ECLI:NL:HR:2007:BB5376

Hoge Raad

Datum uitspraak
11 december 2007
Publicatiedatum
5 april 2013
Zaaknummer
02608/06
Instantie
Hoge Raad
Type
Uitspraak
Rechtsgebied
Strafrecht
Procedures
  • Cassatie
Rechters
  • F.H. Koster
  • J.P. Balkema
  • B.C. de Savornin Lohman
  • J.W. Ilsink
  • H.A.G. Splinter-van Kan
Vindplaatsen
  • Rechtspraak.nl
AI samenvatting door LexboostAutomatisch gegenereerd

Afwijzing getuigenverzoek in cassatie tegen arrest Gerechtshof Leeuwarden

In deze zaak heeft de Hoge Raad op 11 december 2007 uitspraak gedaan in een cassatieprocedure tegen een arrest van het Gerechtshof te Leeuwarden, dat op 28 maart 2006 was gewezen.

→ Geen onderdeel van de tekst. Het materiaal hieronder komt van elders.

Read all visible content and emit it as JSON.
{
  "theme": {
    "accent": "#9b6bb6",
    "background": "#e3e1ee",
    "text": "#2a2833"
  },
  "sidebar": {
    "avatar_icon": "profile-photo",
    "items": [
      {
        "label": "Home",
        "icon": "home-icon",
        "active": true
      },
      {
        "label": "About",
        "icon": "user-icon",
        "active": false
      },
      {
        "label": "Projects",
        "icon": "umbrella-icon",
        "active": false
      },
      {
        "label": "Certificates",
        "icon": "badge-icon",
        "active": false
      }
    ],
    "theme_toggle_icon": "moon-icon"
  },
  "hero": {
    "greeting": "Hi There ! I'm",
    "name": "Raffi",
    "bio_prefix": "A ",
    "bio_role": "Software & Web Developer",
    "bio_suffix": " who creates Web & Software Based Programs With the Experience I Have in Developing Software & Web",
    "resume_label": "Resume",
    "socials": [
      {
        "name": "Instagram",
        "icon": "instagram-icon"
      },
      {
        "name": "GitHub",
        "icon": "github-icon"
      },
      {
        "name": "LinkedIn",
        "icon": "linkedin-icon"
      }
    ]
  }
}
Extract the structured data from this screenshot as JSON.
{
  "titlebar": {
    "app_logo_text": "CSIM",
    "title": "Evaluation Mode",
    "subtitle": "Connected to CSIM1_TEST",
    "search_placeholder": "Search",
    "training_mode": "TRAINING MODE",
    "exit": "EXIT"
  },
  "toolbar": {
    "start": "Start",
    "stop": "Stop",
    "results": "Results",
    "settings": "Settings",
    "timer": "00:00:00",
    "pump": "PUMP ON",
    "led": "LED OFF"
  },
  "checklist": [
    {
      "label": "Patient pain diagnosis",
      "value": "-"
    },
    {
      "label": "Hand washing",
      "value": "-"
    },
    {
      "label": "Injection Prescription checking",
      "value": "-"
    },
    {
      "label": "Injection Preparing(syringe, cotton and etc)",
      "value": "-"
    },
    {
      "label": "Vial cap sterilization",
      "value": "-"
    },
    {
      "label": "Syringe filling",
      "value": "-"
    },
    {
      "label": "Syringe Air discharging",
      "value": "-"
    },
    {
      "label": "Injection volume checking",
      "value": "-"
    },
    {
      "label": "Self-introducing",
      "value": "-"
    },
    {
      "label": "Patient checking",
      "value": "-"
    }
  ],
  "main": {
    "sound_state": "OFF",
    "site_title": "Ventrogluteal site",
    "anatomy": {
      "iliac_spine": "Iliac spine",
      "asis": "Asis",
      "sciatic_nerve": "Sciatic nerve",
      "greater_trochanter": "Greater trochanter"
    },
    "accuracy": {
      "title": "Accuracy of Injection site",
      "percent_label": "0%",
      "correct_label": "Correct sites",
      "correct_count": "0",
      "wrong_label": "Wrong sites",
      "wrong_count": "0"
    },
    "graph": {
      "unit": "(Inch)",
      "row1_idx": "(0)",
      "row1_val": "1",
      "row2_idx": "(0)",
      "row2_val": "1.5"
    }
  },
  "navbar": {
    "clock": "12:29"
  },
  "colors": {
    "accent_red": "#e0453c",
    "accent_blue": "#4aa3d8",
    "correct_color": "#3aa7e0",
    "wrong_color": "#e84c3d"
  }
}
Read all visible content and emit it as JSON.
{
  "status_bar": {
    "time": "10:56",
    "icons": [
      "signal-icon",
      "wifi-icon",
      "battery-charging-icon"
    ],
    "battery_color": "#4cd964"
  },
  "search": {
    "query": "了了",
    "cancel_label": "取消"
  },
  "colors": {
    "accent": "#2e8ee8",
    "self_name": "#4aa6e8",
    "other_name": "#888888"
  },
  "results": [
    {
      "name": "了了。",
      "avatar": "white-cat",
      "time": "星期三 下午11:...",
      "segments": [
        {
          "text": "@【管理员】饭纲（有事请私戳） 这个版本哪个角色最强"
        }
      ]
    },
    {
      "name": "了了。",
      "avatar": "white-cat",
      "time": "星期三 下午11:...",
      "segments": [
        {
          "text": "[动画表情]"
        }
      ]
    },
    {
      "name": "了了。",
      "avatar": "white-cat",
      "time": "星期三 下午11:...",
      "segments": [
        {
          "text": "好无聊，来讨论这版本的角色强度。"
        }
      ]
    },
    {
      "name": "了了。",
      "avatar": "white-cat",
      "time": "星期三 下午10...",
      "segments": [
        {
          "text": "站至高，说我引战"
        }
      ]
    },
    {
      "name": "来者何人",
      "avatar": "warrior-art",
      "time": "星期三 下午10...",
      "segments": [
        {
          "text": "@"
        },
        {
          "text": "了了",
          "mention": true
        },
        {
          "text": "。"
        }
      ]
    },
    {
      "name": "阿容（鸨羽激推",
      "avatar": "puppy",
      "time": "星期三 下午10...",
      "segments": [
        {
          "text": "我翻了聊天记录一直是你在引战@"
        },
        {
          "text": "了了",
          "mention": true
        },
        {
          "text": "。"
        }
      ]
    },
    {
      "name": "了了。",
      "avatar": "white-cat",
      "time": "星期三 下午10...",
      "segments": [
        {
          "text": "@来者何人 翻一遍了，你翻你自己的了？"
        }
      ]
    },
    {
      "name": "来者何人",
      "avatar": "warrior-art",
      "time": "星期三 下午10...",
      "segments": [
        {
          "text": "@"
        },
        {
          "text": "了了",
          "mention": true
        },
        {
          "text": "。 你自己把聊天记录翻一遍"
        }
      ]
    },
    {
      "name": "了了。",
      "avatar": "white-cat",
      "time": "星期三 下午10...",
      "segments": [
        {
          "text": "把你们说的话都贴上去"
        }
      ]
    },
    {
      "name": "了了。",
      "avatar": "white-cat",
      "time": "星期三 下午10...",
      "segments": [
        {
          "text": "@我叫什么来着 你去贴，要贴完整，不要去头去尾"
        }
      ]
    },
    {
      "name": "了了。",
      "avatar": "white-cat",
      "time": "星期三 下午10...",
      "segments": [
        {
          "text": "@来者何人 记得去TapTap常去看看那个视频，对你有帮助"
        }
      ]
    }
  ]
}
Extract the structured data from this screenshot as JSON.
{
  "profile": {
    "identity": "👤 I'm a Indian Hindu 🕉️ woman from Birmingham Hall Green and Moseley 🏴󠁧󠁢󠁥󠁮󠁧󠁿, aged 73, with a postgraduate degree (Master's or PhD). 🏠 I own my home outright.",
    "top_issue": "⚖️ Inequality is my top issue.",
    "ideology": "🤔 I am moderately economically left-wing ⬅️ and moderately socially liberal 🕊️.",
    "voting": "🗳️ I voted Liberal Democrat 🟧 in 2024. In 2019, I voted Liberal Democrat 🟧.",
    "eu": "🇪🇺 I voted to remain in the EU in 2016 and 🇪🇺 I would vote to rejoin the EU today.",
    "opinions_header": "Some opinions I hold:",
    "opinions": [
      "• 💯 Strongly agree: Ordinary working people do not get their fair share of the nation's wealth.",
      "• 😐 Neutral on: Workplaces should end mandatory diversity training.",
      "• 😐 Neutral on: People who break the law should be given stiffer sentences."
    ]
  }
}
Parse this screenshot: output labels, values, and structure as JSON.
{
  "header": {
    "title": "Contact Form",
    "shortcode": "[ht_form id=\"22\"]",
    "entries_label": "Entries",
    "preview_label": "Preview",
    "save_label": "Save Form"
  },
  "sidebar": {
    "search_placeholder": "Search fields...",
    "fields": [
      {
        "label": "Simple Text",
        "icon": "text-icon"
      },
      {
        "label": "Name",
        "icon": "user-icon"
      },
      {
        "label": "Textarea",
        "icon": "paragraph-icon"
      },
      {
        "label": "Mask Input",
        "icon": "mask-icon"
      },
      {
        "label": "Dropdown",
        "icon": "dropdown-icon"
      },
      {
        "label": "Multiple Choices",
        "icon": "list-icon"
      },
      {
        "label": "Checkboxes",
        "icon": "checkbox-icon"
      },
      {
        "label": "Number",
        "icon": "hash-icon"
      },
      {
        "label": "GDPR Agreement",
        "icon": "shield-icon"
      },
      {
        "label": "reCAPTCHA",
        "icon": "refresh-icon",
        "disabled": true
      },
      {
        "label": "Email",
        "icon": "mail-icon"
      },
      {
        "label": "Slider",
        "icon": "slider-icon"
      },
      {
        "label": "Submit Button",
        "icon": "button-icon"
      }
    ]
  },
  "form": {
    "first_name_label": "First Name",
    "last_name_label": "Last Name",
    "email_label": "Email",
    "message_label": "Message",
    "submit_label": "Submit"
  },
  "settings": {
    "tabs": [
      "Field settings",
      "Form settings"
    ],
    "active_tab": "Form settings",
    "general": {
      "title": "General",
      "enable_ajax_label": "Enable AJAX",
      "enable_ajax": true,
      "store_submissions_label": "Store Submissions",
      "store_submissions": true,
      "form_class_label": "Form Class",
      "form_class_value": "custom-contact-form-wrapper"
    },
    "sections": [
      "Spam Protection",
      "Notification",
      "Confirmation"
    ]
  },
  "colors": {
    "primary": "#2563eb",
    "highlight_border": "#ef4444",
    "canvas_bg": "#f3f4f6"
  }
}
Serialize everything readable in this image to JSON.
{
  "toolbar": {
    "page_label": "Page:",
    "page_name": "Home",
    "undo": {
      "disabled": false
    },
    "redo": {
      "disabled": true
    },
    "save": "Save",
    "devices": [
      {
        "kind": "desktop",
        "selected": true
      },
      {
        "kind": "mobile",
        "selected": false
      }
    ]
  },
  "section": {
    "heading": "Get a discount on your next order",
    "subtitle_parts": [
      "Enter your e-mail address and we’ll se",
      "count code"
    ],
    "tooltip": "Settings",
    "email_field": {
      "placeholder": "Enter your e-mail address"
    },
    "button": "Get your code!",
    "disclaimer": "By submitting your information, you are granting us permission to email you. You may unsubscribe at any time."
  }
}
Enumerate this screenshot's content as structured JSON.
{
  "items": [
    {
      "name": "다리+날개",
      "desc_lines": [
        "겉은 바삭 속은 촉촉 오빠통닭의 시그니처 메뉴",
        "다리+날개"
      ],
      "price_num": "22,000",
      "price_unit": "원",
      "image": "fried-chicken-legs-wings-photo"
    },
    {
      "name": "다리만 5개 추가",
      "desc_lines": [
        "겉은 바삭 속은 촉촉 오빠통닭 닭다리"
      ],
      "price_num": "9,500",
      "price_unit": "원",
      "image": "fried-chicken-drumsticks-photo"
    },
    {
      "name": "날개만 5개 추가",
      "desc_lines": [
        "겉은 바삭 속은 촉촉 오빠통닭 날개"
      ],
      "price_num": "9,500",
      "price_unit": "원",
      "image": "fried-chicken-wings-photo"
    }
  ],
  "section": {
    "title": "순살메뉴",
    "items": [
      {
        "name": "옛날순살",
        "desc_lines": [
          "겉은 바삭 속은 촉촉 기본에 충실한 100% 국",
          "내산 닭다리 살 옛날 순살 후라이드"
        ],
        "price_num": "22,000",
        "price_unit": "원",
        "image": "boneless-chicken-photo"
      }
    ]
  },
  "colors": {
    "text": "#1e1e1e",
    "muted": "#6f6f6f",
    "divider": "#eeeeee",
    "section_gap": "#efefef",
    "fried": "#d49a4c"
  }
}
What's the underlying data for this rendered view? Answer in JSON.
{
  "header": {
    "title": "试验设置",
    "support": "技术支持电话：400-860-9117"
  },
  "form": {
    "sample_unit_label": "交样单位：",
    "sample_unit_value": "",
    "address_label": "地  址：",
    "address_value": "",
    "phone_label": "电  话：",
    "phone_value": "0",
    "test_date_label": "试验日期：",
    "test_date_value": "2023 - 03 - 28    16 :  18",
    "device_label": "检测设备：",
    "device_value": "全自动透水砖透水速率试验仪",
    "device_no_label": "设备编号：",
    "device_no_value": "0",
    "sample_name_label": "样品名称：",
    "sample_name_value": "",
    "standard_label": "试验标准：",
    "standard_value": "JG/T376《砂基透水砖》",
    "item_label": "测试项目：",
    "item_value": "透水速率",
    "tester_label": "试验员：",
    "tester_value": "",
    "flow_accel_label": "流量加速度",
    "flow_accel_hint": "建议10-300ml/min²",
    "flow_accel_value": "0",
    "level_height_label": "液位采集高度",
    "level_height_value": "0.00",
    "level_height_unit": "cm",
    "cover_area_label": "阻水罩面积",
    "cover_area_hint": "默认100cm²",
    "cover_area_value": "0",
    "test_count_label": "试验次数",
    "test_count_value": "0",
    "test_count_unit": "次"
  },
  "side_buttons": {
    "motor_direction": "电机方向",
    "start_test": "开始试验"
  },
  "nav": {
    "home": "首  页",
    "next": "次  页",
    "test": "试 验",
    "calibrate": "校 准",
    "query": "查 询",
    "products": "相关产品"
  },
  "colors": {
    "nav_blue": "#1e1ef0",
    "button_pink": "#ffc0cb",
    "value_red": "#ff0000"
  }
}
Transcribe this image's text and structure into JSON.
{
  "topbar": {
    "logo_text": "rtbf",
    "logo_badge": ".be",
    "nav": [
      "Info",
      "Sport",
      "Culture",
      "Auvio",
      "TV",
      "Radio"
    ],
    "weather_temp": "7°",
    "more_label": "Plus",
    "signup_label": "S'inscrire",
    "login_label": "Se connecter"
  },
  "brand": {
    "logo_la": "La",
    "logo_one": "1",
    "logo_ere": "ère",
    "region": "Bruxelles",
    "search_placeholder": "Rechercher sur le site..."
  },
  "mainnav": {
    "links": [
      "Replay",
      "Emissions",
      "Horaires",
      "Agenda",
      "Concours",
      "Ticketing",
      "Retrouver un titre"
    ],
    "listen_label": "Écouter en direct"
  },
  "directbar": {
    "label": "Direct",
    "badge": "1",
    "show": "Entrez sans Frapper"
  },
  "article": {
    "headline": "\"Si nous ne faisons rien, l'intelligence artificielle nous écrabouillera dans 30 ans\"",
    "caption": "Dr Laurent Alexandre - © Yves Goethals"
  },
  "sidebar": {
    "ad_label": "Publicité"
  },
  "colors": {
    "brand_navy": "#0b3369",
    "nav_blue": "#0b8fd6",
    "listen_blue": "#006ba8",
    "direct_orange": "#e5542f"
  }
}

De verdachte had beroep in cassatie ingesteld tegen de afwijzing van een verzoek om getuigen te horen. De Advocaat-Generaal, de heer Wortel, concludeerde tot verwerping van het beroep. De Hoge Raad oordeelde dat de afwijzing van het getuigenverzoek niet onbegrijpelijk was, aangezien er geen adres van de getuige bekend was en er geen uitzicht bestond dat de getuige binnen een aanvaardbare termijn zou kunnen worden getraceerd en verschijnen. De verdediging had betoogd dat er wel informatie over de getuige beschikbaar was, omdat zij in Palestina was geboren, maar de Hoge Raad oordeelde dat dit niet voldoende was om het verzoek te honoreren. De Hoge Raad concludeerde dat het middel niet tot cassatie kon leiden en dat er geen grond was voor ambtshalve vernietiging van de bestreden uitspraak. Het beroep werd derhalve verworpen. Deze uitspraak is van belang voor de rechtsontwikkeling en de rechtseenheid, maar de Hoge Raad vond geen noodzaak tot verdere motivering van het oordeel.

Uitspraak

11 december 2007
Strafkamer
nr. 02608/06
IB/SM
Hoge Raad der Nederlanden
Arrest
op het beroep in cassatie tegen een arrest van het Gerechtshof te Leeuwarden van 28 maart 2006, nummer 24/000613-05, in de strafzaak tegen:
[verdachte], geboren te [geboorteplaats] op [geboortedatum] 1973, wonende te [woonplaats].
1. Geding in cassatie
Het beroep is ingesteld door de verdachte. Namens deze heeft mr. J. Boksem, advocaat te Leeuwarden, bij schriftuur een middel van cassatie voorgesteld. De schriftuur is aan dit arrest gehecht en maakt daarvan deel uit.
De Advocaat-Generaal Wortel heeft geconcludeerd tot verwerping van het beroep.
2. Beoordeling van het middel
Het middel kan niet tot cassatie leiden. Dit behoeft, gezien art. 81 RO, geen nadere motivering nu het middel niet noopt tot beantwoording van rechtsvragen in het belang van de rechtseenheid of de rechtsontwikkeling.
3. Slotsom
Nu het middel niet tot cassatie kan leiden, terwijl de Hoge Raad ook geen grond aanwezig oordeelt waarop de bestreden uitspraak ambtshalve zou behoren te worden vernietigd, moet het beroep worden verworpen.
4. Beslissing
De Hoge Raad verwerpt het beroep.
Dit arrest is gewezen door de vice-president F.H. Koster als voorzitter, en de raadsheren J.P. Balkema, B.C. de Savornin Lohman, J.W. Ilsink en H.A.G. Splinter-van Kan, in bijzijn van de griffier S.P. Bakker, en uitgesproken op 11 december 2007.